To deal with the first issue, we can replace the matrix $A$ with a random matrix $A$ with i.i.d. entries, and then normalize the columns of $A$ to have unit norm. This is called the Gaussian Random Projection.
the second method is to use a sparse random matrix $A$ . This is called the Sparse Random Projection. The paper by Kane and Nelson (2014) shows there exists a way of sampling A to ensure that there is only at most $O(\frac{\log n}{\epsilon})$ non-zero entries per column. (The distribution here cannot correspond to simple entry-wise independent sampling anymore.) (Kane & Nelson, 2014).
The paper by Achlioptas et al. (2003) shows that sampling each entry of $A$ independently from a Bernoulli distribution with parameter $p$ works well. For instance, $+1$ with probability $1/6$ , $-1$ with probability $1/6$ , and $0$ with probability $2/3$ . This is called the Bernoulli Random Projection (Achlioptas, 2003).
Natural question: Can we have such a strong dimensionality reduction phenomena also for other distances, e.g., $\ell_1$ or $\ell_{\inf}$ norms?
Unfortunately, no. It turns out that $\ell_2$ -norm is very special.

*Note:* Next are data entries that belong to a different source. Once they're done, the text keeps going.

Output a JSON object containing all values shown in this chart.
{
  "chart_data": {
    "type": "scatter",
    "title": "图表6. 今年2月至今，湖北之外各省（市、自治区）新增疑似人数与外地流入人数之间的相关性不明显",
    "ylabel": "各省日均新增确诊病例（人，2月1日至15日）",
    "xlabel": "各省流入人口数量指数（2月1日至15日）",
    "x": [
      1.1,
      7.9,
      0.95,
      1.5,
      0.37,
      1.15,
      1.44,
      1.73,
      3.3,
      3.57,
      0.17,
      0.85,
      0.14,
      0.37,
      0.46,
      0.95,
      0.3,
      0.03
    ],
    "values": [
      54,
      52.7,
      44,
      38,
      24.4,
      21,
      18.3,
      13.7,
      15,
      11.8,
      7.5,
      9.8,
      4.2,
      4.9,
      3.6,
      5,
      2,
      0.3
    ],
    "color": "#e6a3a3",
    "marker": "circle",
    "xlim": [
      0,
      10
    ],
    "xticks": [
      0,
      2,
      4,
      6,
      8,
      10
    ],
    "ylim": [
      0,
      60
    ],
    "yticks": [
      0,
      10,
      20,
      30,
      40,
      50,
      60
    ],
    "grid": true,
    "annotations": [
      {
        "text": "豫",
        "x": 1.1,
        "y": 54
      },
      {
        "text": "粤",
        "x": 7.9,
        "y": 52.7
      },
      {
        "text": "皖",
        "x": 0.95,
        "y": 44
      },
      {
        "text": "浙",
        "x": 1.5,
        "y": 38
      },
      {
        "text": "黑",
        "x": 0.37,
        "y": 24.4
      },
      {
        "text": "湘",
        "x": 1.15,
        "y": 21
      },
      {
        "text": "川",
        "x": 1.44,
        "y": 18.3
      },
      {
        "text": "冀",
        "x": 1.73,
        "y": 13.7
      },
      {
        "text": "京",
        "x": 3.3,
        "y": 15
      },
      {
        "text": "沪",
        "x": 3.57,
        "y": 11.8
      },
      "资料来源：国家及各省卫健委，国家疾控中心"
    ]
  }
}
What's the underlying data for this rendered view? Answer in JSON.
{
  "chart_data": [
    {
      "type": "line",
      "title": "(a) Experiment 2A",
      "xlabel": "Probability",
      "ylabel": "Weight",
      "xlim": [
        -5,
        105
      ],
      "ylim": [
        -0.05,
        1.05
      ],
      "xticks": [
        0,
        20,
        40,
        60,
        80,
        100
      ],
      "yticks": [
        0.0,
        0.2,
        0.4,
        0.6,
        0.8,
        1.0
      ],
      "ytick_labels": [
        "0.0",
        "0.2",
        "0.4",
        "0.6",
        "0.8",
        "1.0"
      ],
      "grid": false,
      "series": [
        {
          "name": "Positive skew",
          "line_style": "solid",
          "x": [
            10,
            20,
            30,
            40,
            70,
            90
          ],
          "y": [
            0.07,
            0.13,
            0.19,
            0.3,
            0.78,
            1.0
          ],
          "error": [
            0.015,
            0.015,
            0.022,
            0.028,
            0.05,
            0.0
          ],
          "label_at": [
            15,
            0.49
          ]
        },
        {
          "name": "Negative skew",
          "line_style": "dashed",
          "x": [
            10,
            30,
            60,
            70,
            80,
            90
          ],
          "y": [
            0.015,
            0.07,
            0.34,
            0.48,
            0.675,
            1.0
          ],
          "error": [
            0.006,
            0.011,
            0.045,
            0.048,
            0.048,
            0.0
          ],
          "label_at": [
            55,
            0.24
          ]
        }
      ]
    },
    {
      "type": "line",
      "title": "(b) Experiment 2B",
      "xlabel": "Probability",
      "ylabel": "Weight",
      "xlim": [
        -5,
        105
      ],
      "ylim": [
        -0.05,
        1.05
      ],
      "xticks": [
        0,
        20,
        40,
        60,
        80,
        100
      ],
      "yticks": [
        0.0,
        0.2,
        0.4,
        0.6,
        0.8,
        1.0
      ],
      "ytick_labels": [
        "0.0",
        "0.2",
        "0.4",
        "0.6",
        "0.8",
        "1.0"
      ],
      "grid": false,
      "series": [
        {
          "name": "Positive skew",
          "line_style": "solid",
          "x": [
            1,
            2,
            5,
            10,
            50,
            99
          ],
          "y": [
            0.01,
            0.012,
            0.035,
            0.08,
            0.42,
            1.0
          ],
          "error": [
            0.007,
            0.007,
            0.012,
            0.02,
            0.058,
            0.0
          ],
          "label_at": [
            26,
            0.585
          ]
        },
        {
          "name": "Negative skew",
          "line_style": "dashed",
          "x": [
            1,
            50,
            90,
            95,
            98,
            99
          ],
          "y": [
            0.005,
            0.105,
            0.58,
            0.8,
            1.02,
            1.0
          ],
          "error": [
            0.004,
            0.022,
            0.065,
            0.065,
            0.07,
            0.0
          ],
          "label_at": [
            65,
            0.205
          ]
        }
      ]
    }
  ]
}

Achlioptas, D. (2003). Database-friendly random projections: Johnson-Lindenstrauss with binary coins. Journal of Computer and System Sciences, 66(4), 671–687.
Blum, A., Hopcroft, J., & Kannan, R. (2020). Foundations of data science. Cambridge University Press.
Kane, D. M., & Nelson, J. (2014). Sparser johnson-lindenstrauss transforms. Journal of the ACM (JACM), 61(1), 1–23.